Krotoszyński „Miś” przeszedł remont związany z dostosowaniem placówki do przepisów przeciwpożarowych. Wymieniono wszystkie drzwi, zamontowano klapę dymową oraz odświeżono korytarze. Sale są kolorowe, wyremontowano szatnie i inne pomieszczenia.
– Właściwie cały żłobek jest po kompleksowej metamorfozie. Jedyne, co się nie zmieniło, to opieka, która w naszej placówce zawsze jest na najwyższym poziomie.
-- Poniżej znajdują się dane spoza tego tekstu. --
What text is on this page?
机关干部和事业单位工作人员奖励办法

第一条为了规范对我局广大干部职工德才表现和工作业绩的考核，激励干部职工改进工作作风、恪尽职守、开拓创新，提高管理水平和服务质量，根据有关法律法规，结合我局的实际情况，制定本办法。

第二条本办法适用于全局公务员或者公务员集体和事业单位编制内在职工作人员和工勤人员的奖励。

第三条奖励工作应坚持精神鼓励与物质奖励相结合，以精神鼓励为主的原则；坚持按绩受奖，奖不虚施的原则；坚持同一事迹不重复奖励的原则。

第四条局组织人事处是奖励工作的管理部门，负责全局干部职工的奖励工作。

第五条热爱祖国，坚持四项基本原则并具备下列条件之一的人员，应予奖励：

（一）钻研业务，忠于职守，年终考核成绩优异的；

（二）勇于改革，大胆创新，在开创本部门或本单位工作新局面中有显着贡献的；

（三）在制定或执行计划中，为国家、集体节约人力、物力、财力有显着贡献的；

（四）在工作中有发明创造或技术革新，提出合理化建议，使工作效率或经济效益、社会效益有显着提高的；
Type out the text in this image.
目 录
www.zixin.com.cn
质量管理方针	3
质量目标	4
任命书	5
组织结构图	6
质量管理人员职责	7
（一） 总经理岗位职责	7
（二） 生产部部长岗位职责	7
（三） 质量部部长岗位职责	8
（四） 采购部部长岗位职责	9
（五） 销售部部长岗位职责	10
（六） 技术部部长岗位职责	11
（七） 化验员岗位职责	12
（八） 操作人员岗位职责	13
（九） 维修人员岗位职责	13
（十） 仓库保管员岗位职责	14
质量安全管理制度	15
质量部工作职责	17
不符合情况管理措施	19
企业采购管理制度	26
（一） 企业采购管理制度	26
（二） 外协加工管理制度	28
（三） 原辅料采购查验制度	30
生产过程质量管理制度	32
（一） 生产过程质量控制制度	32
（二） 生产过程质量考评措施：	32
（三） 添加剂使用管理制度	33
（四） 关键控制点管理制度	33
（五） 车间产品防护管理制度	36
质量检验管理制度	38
Zawsze powtarzam moim pracownicom, że pracujemy dla dzieci i rodziców. Można mieć piękne, nowe wnętrze, najlepsze zabawki i sprzęty, ale jak nie ma właściwej opieki, serca i ciepła, to tak jakby żłobka nie było. Pracuję tutaj od początku żłobka i nie wyobrażam sobie innego zajęcia. Praca jest moją największą pasją. Mam w głowie jeszcze wiele pomysłów, aby ciągle podwyższać standard naszej placówki – podsumowuje M. W. Marcinek.